The government is under pressure to placate voters without disrupting the influx of talent and labor that has helped the economy to more than double in size since 2004. Authorities have made it more expensive for companies to hire overseas workers by raising levies and requiring better educational qualifications for some categories of foreigners.
FACEBOOK’S SAVERIN
Even so, Singapore topped 185 economies to take first place in the World Bank’s ranking of business conditions for 2013, and has attracted the likes of Facebook Inc. co-founder Eduardo Saverin, who renounced U.S. citizenship in 2011 to work and live in the city.
Nominal GDP, which isn’t adjusted for inflation, more than doubled to US$240 billion ($293 billion) in 2011 from about US$109 billion at the end of 2004, the year Lee took office. Singapore, located off the southern tip of the Malaysian peninsula and home to one of the world’s busiest container ports, has diversified by luring pharmaceutical companies to build plants and ending a four- decade ban on casinos.
“Economically, it’s been a great success,” Lee said of the contribution of the casinos run by Genting Singapore Plc and Las Vegas Sands Corp. to the island’s growth. “Socially, the impact has been about what we expected it to be,” he said. “I think we did the right thing.”
MARITIME DISPUTES
Turning to foreign policy, Lee said negotiations on maritime disputes between Southeast Asian nations and China should be between countries that are claiming the waters. The Philippines and Vietnam, fellow members with Singapore of the Association of Southeast Asian Nations, have seen tensions escalate in the past year with China over areas of the South China Sea that may hold energy reserves.
Asean members have disagreed over whether to pursue talks on the dispute in multilateral gatherings, such as the East Asia Summit earlier this month attended by U.S. President Barack Obama. The Obama administration has elevated the role of Asia in American foreign policy, in a so-called pivot toward the region.

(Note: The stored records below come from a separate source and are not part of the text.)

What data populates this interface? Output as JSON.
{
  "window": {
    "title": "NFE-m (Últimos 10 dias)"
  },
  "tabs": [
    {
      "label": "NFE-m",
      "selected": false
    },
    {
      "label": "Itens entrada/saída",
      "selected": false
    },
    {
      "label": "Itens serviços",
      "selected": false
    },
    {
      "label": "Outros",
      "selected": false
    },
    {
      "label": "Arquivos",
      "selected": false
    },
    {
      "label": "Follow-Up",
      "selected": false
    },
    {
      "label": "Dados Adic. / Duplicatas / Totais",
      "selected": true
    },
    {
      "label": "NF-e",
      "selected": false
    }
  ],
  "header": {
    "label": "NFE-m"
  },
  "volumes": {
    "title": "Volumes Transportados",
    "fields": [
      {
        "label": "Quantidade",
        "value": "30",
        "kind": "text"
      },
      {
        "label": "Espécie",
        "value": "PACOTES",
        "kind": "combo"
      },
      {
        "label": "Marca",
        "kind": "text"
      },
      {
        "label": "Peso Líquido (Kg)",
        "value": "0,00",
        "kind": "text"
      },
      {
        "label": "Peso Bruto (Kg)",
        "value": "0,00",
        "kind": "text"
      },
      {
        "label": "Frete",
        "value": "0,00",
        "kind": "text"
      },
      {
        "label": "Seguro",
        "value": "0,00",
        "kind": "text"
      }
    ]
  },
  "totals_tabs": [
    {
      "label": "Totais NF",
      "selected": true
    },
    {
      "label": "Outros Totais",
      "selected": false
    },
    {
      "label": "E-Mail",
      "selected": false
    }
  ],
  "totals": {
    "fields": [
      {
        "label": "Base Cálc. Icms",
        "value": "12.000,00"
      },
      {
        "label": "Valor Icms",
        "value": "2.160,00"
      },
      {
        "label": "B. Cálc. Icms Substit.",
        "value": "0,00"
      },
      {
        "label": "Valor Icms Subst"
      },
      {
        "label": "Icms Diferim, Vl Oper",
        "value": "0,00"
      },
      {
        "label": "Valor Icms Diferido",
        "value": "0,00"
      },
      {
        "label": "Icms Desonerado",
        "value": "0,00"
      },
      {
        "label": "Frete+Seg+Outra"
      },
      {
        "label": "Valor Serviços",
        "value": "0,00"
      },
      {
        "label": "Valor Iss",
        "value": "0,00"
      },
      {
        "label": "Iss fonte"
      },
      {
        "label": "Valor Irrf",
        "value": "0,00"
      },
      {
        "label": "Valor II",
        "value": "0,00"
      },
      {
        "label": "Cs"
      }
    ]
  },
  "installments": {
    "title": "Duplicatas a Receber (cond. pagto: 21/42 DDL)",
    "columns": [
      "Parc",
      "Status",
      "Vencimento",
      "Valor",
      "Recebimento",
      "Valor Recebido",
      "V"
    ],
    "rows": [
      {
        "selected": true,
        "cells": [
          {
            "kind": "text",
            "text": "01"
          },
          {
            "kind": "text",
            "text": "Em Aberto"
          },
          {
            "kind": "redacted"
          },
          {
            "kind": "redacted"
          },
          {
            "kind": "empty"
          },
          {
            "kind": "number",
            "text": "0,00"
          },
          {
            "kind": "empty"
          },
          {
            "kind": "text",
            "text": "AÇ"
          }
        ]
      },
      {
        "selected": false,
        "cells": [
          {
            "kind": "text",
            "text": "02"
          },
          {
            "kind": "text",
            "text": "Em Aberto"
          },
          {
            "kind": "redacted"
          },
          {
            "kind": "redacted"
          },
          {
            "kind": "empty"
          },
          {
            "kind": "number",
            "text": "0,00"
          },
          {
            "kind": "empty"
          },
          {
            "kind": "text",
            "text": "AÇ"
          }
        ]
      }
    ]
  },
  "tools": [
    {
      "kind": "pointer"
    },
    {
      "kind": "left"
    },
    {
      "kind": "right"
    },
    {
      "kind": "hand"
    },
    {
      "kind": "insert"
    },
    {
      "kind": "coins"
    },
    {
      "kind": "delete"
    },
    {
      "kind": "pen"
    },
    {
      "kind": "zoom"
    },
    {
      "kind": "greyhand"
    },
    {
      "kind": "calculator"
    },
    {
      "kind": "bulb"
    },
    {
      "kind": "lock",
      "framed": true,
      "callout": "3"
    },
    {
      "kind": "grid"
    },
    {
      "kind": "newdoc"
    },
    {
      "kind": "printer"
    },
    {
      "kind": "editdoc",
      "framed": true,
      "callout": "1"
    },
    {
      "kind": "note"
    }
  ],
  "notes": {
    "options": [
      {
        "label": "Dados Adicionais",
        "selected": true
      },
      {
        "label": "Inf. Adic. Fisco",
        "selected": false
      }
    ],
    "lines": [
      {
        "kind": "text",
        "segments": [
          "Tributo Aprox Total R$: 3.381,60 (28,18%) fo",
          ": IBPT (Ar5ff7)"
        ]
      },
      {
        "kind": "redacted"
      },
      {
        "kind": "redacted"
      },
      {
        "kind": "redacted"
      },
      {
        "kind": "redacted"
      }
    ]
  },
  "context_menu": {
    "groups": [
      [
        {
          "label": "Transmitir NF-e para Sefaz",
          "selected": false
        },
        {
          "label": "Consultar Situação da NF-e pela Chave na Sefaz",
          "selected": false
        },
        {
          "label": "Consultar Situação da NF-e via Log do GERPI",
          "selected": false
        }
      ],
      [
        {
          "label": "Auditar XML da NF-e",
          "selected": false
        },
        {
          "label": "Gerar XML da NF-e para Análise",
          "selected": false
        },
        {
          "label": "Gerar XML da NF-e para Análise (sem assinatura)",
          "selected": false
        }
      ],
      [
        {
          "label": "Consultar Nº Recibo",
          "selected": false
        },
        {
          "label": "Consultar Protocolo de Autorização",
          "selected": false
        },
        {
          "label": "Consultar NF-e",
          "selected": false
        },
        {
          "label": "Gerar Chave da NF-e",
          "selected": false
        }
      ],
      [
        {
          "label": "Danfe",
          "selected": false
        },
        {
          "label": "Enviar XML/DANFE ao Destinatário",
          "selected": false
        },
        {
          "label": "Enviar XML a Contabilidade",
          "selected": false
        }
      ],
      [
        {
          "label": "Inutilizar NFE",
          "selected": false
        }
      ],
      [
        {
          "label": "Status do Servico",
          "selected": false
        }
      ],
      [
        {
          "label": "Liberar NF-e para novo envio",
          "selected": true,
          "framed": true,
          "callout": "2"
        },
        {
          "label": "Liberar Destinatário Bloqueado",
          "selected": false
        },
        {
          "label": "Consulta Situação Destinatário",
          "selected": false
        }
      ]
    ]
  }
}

Lee said the U.S.’s focus on Asia should be “sustained over a long period of time, rather than spasmodically.”
“I think it needs to be done across the board and in a benign but powerful approach, rather than in a belligerent fashion,” he said.
With the next national election not due until 2016, Lee declined to identify his most important contribution as a leader, saying “I don’t think we should give ourselves report cards.”
“You cannot come to a verdict yet because these are long- term issues -- talking about population, talking about immigration, whether it works or not. You will only know after a generation but you have to think about them now,” he said.